Шрифт:
Зовут его Илья. Такова моя авторская прихоть, происхождение которой, если хотите, теряется в событиях двухтысячелетней давности на Голгофе, где бродит еще среди сгнивших крестов отчаянный вопль «Илия!». Могу же я, взваливший на себя каторжный труд, позволить себе небольшую прихоть? Роста он довольно высокого, так как неплохо играет в волейбол, впрочем, — наоборот… Нет, признаюсь, дело не в волейболе. Просто, мне не хочется возиться с заурядными аномалиями и, связанными с ними, комплексами. По этой же причине я наделяю его здоровыми внутренностями… Вам уже скучно? Вам хочется хоть немного уродства? Горб? Хромота? Торчащие вперед зубы? Нет, на это я не пойду! Я ненавижу всякого рода уродства и готов уступить, если Вы так уже настаиваете, один единственный зуб слева, да и то при условии, что он был выдернут по ошибке. Остальные зубы в полном порядке (не слишком сильное условие, ведь ему только двадцать четыре года) — дабы дурной запах не оттолкнул читательниц…
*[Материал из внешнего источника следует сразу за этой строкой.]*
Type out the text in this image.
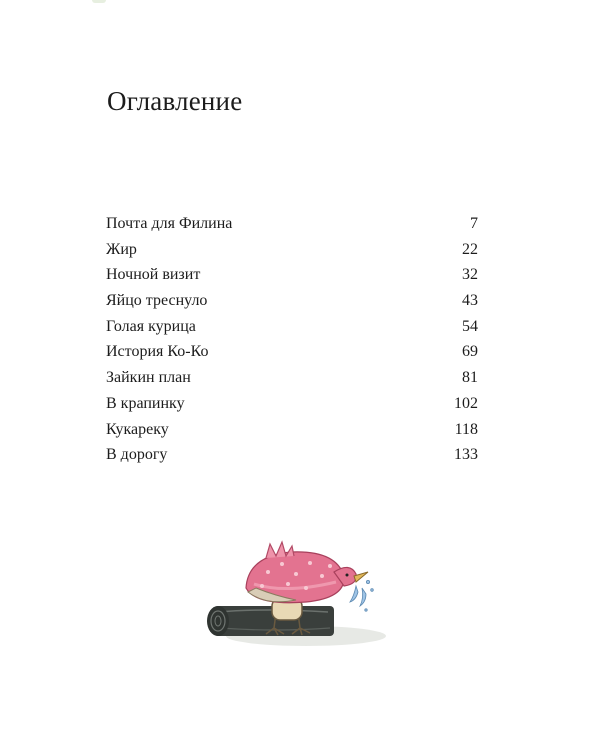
Оглавление
Почта для Филина	7
Жир	22
Ночной визит	32
Яйцо треснуло	43
Голая курица	54
История Ко-Ко	69
Зайкин план	81
В крапинку	102
Кукареку	118
В дорогу	133
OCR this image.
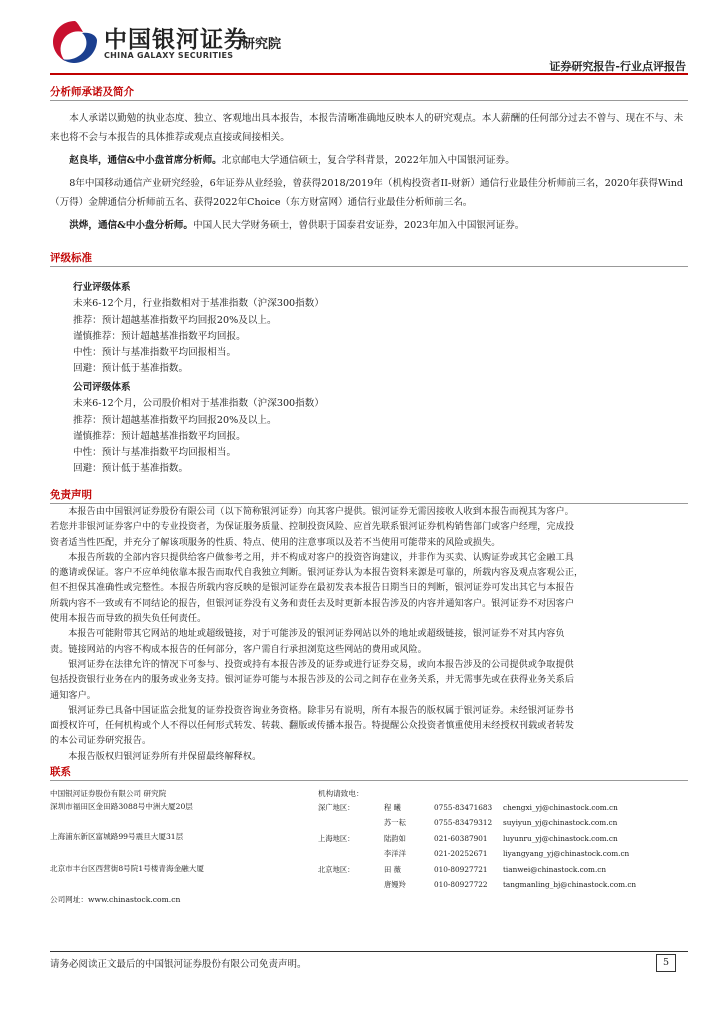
中国银河证券
研究院
CHINA GALAXY SECURITIES
证券研究报告-行业点评报告
分析师承诺及简介

本人承诺以勤勉的执业态度、独立、客观地出具本报告，本报告清晰准确地反映本人的研究观点。本人薪酬的任何部分过去不曾与、现在不与、未来也将不会与本报告的具体推荐或观点直接或间接相关。

赵良毕，通信&中小盘首席分析师。北京邮电大学通信硕士，复合学科背景，2022年加入中国银河证券。

8年中国移动通信产业研究经验，6年证券从业经验，曾获得2018/2019年（机构投资者II-财新）通信行业最佳分析师前三名，2020年获得Wind（万得）金牌通信分析师前五名、获得2022年Choice（东方财富网）通信行业最佳分析师前三名。

洪烨，通信&中小盘分析师。中国人民大学财务硕士，曾供职于国泰君安证券，2023年加入中国银河证券。

评级标准

行业评级体系

未来6-12个月，行业指数相对于基准指数（沪深300指数）

推荐：预计超越基准指数平均回报20%及以上。

谨慎推荐：预计超越基准指数平均回报。

中性：预计与基准指数平均回报相当。

回避：预计低于基准指数。

公司评级体系

未来6-12个月，公司股价相对于基准指数（沪深300指数）

推荐：预计超越基准指数平均回报20%及以上。

谨慎推荐：预计超越基准指数平均回报。

中性：预计与基准指数平均回报相当。

回避：预计低于基准指数。

免责声明

本报告由中国银河证券股份有限公司（以下简称银河证券）向其客户提供。银河证券无需因接收人收到本报告而视其为客户。

若您并非银河证券客户中的专业投资者，为保证服务质量、控制投资风险、应首先联系银河证券机构销售部门或客户经理，完成投

资者适当性匹配，并充分了解该项服务的性质、特点、使用的注意事项以及若不当使用可能带来的风险或损失。

本报告所载的全部内容只提供给客户做参考之用，并不构成对客户的投资咨询建议，并非作为买卖、认购证券或其它金融工具

的邀请或保证。客户不应单纯依靠本报告而取代自我独立判断。银河证券认为本报告资料来源是可靠的，所载内容及观点客观公正，

但不担保其准确性或完整性。本报告所载内容反映的是银河证券在最初发表本报告日期当日的判断，银河证券可发出其它与本报告

所载内容不一致或有不同结论的报告，但银河证券没有义务和责任去及时更新本报告涉及的内容并通知客户。银河证券不对因客户

使用本报告而导致的损失负任何责任。

本报告可能附带其它网站的地址或超级链接，对于可能涉及的银河证券网站以外的地址或超级链接，银河证券不对其内容负

责。链接网站的内容不构成本报告的任何部分，客户需自行承担浏览这些网站的费用或风险。

银河证券在法律允许的情况下可参与、投资或持有本报告涉及的证券或进行证券交易，或向本报告涉及的公司提供或争取提供

包括投资银行业务在内的服务或业务支持。银河证券可能与本报告涉及的公司之间存在业务关系，并无需事先或在获得业务关系后

通知客户。

银河证券已具备中国证监会批复的证券投资咨询业务资格。除非另有说明，所有本报告的版权属于银河证券。未经银河证券书

面授权许可，任何机构或个人不得以任何形式转发、转载、翻版或传播本报告。特提醒公众投资者慎重使用未经授权刊载或者转发

的本公司证券研究报告。

本报告版权归银河证券所有并保留最终解释权。

联系
中国银河证券股份有限公司 研究院
深圳市福田区金田路3088号中洲大厦20层
上海浦东新区富城路99号震旦大厦31层
北京市丰台区西营街8号院1号楼青海金融大厦
公司网址：www.chinastock.com.cn
机构请致电：
深广地区：	程 曦	0755-83471683 chengxi_yj@chinastock.com.cn
苏一耘	0755-83479312 suyiyun_yj@chinastock.com.cn
上海地区：	陆韵如	021-60387901 luyunru_yj@chinastock.com.cn
李洋洋	021-20252671 liyangyang_yj@chinastock.com.cn
北京地区：	田 薇	010-80927721 tianwei@chinastock.com.cn
唐嫚羚	010-80927722 tangmanling_bj@chinastock.com.cn
请务必阅读正文最后的中国银河证券股份有限公司免责声明。	5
Вот я и поймал себя! Оказывается, я начинаю заботиться о симпатии читателей — да как откровенно и неуклюже. А ведь мне это совсем ни к чему: я не собираюсь воспевать своего господина и мучителя. Я хотел изжить его из себя, освободиться раз и навсегда и готов ради этого пойти на предательство: вскрыть все его слабости, пороки и комплексы.
Вместе с вами я обещаю проникнуть в его душевные потемки… Мы будем копаться в них со сладострастием человека, нашедшего бумажник, мы извлечем из них все мало-мальски ценное и отбросим с облегчением (освобождения) и радостью (обогащения).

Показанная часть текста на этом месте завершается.